In fact, housing affordability is expected to continue deteriorating across the entire country for the remainder of 2021 — but not all types of homes will increase in value equally, nor will all regions see the same type of price growth.
Royal LePage's latest House Price Survey and Market Forecast, released Tuesday, predicts that the aggregate price of a home in the Greater Toronto Area will increase by roughly 11 per cent in the fourth quarter of this year, compared to the same quarter last year.
This prediction is based in part on what was observed during the winter of 2020-2021, which Royal LePage CEO Phil Soper describes as "one of the most imbalanced real estate markets in our country's history."
During the first three months of 2021 alone, the aggregate price of a GTA home (read: all home types, including detached houses, condos and townhouses) shot up by 13.1 per cent, year-over-year, to reach $989,961.
Two-storey homes and bungalows were up 13.6 per cent and 15.3 per cent respectively, while condo prices increased by 1.2 per cent across the region.
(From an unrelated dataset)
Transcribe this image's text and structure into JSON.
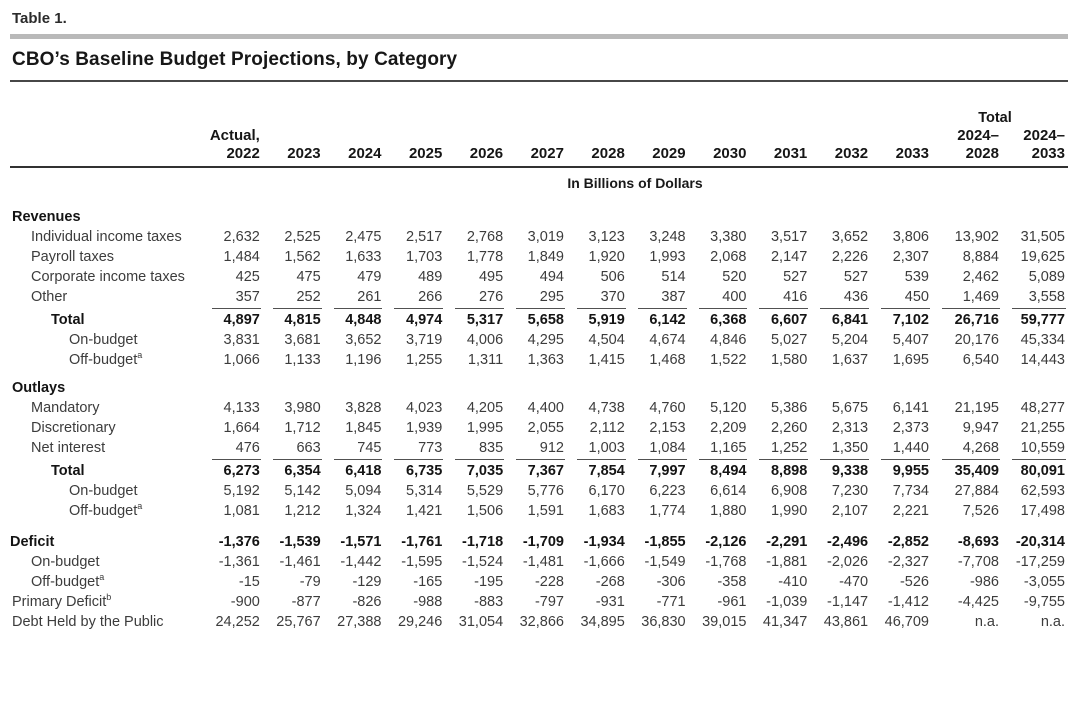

In the City of Toronto itself, however, the median price of a condominium apartment actually dipped (albeit slightly) by 0.6 per cent to $637,551.
"There is a persistent momentum in the market that continues to put upward pressure on prices," says Royal LePage SVP Debra Harris.
"Without an extended surge of inventory, that momentum is unlikely to relent," she says. "Homeowners who want to move are reluctant to list their homes before they buy because they are concerned there won't be anything available, and the cycle continues."
Both Harris and Soper warn that the anticipated return of immigrants and students in a post-pandemic world will drive up condo sales (and likely prices) this coming fall for Toronto and surrounding areas.
"2020 was a year like no other in Canadian real estate, with its unprecedented demand for homes, and month after month of record-setting sales and price appreciation," says Soper.
"The usual winter slowdown was non-existent, and that momentum was carried forward through the first quarter of 2021."